Is the Guild System returning through Malayalam Cinema?

Is the guild system returning through Malayalam cinema?

P.S.Remesh Chandran.

Editor, Sahyadri Books & Bloom Books, Trivandrum.

26-06-2011. Kerala Commentary.

In the midddle ages, an experienced and specialized worker could work and make his living only if he joined the respective Guild. Painting, drawing, sculpting, moulding, gold-working, all were controlled by the respective guilds. The guild master or the foreman of that particular guild would be the omnipotent in that particular field of human activity. Plumbers, painters, artists, brick-builders, kiln-workers, goat-herders all had their own guilds. The powers of these guilds were such that they controlled the respective industry, enterprise or establishment as the case may be. The guild master and foreman could do with or do without any worker. People and their families lost their lives or living, according to the whims and fancies of these guild

masters.

In the Sixteenth century, power of the guild was such unquestionable and unbreakable that even Michael Angelo and Leonardo Da Vinci could not attempt a painting or undertake a sculpture without their consent. Sixteenth century was an age of reawakening of thought and knowledge when art and literature flourished, knowledge became fashionable and science began to stir- all termed under the common title of Renaissance. Immediately behind came the Industrial Revolution and it's aftermaths, the Political Revolutions that shook the world. When these mammoth tides receded, there were no traces of these notorious guilds remaining on the shores of history. The shores were washed up an kept clean for the coming age of Great Cinemas.
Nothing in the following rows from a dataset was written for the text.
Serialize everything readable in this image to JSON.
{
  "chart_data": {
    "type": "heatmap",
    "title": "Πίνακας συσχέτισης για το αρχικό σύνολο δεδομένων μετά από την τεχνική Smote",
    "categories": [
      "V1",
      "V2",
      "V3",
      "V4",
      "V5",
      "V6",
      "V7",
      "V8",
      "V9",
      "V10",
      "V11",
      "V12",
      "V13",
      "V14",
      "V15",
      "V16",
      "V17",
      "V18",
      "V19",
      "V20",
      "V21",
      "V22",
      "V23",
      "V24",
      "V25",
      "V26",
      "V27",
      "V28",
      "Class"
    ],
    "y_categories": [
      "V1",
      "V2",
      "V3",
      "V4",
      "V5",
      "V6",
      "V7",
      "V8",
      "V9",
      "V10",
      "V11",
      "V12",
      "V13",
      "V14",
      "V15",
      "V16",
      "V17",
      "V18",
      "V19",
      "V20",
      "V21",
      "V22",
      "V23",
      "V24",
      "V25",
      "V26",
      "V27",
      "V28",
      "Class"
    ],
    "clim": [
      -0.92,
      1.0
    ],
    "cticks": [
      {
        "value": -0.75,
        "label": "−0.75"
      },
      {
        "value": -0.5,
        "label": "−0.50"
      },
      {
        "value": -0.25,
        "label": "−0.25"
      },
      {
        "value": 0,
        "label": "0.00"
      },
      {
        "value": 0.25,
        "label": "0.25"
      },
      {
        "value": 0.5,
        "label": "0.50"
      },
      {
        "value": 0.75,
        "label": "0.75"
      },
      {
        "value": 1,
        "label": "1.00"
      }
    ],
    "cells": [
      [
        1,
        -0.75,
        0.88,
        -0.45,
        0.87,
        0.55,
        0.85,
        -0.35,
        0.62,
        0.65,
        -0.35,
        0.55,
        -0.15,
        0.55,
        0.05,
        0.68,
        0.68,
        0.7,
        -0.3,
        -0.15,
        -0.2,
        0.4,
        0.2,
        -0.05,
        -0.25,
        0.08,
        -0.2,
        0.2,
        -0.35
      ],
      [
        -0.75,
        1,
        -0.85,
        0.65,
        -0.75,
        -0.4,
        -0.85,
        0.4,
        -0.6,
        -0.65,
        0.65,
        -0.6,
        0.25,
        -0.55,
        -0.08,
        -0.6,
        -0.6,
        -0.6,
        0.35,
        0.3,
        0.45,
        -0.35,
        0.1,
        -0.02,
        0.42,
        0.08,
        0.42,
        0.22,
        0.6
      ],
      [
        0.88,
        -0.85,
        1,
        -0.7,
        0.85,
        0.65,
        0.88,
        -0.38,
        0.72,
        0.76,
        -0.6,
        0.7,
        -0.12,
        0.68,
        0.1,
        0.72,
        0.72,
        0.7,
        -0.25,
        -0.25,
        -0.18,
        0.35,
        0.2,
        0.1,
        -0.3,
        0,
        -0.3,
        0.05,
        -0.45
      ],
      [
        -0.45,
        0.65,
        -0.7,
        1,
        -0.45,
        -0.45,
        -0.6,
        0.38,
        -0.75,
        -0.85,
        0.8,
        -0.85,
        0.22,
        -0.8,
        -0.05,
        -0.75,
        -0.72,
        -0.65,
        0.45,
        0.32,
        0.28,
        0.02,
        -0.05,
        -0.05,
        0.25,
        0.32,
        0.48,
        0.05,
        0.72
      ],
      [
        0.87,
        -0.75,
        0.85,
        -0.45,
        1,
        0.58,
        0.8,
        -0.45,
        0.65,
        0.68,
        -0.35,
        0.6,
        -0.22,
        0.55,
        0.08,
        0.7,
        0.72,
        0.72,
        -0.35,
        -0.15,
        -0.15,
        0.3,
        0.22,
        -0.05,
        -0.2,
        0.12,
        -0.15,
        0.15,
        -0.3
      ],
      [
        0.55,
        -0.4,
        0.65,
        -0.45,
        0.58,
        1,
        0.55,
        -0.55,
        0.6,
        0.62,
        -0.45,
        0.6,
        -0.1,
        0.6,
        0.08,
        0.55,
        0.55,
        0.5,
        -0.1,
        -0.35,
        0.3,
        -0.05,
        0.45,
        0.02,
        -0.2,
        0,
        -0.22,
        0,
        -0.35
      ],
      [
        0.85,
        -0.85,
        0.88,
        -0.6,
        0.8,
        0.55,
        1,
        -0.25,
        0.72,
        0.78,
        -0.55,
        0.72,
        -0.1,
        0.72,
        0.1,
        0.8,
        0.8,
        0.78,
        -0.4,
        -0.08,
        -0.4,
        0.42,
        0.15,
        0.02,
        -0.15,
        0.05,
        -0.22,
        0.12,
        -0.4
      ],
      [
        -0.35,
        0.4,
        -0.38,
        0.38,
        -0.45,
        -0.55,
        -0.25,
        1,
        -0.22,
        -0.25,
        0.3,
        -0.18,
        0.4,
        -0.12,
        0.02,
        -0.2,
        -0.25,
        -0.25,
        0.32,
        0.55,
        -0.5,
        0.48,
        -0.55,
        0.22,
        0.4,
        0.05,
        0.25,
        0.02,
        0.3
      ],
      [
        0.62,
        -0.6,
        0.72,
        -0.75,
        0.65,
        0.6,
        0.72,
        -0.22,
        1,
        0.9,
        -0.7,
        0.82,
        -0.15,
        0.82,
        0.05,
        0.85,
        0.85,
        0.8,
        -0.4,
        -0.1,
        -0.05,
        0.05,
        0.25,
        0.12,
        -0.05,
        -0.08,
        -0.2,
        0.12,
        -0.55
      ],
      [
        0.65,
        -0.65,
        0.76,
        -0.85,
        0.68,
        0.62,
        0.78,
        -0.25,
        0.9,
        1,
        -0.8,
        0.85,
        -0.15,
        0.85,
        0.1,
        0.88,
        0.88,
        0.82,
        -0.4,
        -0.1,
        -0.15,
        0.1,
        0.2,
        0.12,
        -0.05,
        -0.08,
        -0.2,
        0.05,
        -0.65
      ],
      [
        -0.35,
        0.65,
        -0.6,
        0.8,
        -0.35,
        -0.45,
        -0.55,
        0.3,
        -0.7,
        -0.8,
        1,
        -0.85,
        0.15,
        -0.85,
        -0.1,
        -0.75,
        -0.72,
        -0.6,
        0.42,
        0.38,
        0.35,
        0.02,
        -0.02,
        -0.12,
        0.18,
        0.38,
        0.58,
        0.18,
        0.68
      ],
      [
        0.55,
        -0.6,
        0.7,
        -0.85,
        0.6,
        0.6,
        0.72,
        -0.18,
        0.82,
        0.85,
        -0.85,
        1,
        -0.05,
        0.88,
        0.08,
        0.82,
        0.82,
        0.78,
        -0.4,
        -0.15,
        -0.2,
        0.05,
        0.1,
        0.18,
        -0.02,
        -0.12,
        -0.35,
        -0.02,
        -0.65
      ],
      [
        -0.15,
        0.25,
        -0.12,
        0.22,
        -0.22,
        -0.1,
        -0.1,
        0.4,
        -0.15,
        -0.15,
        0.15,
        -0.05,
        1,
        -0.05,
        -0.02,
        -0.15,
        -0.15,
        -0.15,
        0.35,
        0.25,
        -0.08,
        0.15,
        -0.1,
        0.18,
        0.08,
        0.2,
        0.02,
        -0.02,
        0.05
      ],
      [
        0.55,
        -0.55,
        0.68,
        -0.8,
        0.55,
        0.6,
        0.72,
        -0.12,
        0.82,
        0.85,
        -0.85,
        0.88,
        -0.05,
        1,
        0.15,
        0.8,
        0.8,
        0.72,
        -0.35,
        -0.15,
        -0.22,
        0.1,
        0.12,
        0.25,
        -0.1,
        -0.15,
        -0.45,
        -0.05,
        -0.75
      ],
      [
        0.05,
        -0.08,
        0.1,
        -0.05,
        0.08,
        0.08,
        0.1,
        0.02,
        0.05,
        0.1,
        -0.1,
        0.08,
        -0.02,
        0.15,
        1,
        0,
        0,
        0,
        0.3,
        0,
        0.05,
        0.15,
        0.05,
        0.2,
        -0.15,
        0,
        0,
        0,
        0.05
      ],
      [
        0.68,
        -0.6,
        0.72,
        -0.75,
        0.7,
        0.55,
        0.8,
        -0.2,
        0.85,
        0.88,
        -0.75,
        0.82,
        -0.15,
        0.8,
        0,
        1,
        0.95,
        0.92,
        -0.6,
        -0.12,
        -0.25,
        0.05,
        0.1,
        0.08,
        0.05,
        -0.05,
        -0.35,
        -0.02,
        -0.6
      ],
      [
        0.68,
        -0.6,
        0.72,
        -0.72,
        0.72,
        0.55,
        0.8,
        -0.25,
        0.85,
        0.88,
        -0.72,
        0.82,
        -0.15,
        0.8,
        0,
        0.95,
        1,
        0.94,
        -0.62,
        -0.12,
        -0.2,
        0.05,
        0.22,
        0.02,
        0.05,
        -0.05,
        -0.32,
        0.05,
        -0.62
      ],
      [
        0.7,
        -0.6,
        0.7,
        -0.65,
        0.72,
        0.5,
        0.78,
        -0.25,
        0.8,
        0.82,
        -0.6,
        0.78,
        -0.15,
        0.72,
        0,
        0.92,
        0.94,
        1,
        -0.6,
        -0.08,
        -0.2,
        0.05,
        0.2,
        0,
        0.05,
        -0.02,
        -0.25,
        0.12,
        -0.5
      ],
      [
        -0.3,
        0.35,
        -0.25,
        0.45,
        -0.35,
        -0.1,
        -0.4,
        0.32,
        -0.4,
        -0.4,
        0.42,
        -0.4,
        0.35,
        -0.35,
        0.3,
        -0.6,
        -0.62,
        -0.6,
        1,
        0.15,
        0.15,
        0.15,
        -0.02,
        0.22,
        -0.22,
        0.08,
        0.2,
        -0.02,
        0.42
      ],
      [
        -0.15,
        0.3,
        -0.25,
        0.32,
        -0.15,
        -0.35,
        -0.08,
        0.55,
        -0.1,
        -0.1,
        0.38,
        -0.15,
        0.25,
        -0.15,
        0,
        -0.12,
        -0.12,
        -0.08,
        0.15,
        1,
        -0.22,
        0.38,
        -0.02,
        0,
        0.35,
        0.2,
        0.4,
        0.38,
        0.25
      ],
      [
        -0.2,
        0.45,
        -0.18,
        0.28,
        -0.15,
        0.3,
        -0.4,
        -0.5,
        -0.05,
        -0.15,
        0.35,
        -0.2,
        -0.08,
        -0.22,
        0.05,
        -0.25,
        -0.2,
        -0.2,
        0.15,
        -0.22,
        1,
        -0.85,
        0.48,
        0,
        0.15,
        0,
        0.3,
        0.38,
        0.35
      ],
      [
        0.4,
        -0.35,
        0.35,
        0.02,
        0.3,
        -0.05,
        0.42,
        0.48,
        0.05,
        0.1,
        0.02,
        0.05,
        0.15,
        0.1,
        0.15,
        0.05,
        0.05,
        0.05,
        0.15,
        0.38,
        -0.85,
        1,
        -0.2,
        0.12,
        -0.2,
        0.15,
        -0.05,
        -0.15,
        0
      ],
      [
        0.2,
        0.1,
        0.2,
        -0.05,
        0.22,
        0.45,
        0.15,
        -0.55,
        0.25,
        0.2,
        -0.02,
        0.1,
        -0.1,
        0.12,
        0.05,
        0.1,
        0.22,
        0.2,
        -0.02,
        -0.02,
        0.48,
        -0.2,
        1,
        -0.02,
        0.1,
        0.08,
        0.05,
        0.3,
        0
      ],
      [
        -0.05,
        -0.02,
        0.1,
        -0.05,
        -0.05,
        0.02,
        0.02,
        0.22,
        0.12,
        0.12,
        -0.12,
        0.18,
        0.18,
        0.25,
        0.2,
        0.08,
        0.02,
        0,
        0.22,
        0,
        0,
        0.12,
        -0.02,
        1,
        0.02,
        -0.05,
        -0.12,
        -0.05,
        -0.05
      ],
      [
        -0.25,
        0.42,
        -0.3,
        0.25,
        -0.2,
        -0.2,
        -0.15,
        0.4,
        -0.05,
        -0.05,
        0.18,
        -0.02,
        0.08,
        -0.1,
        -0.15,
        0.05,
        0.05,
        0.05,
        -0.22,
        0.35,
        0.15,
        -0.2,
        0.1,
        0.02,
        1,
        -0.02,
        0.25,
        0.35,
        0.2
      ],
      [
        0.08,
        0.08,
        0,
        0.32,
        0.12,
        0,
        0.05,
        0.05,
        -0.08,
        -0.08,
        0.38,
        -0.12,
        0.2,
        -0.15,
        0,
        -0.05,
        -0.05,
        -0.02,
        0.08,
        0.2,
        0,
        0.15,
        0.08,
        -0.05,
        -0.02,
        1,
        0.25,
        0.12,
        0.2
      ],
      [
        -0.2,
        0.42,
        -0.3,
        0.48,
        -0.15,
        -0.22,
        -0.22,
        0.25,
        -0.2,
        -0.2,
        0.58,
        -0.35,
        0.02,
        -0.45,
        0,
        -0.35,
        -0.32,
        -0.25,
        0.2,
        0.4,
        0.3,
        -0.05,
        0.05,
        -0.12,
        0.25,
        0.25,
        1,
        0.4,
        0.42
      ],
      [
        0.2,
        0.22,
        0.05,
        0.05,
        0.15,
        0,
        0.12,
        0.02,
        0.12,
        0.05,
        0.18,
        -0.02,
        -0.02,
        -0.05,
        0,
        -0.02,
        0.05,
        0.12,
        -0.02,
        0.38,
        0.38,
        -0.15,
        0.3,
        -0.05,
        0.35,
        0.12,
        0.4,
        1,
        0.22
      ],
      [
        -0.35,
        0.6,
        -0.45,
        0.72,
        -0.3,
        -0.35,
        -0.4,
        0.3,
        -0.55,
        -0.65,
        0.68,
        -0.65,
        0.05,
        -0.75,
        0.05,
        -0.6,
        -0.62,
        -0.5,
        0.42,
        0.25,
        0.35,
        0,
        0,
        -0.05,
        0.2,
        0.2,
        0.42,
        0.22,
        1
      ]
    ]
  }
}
It was during this great age of the Cinemas that artists began to be endowed with great freedom. The freedom artists got then was such great and full and it's momentum such forceful that even after a hundred years it still reins. A great many of the classic English, French and Italian cinemas expostulated the sublime beauty and ultimate freedom of man, the feelings of freedom emanating from which culminated in grand political actions in the European arena and elsewhere. In France Jean Paul Sarthre opened up new vistas of this freedom. His conception of man's freedom was such limitless that while walking through the Paris streets he began to think: Why can't I walk as I like, as if there is no traffic on the roads? Let the cabs stop and remain there till I cross! He never obeyed traffic rules, to the embarrassment of the French Police Surete. But French President Charles De Gaule ordered never to touch Sarthre, even if he disobeyed traffic rules, to satisfy international anxiety and out of respect for this man.

It was at such a magnificent time that Malayalam Cinemas began to be produced, following the glasnost and peristroika of the post-war Europe. Malayalam cinema people were great admirers of, and guided by those lofty ideals which auto-shaped world cinema. But during the first decade of the Twenty first century, Malayalam cinema took a turn to the bad, as regard to artist-technician-director-producer inter- relations. For the first time, through various heinous hideous methods, the world-discarded guild system returned to, through, Malayalam cinema. Talented artists, technicians, producers and directors began to be banned from work, ousted from associations and hunted for their dire opinions. The only thing they did not attempt to do was a Skimmetty Ride such as we see in the novels of Thomas Hardy.

Once it was real pleasure to see Mr.Mammootty, Mohanlal, Suresh Gopi, Thilakan, Sreenivasan, Nedumudi Venu and Jagathy Sreekumar all in one film but now that time is past, for the time being. Renaissance teaches us that petty and puny guilds cannot hinder the free expression of ideas, art and talent in a free and modern nation. Man's ultimate freedom for expression of ideas and talents, and his right to

earn a living through them is paramount. It is the guilds which would be swept away to smithereens in the coming tides.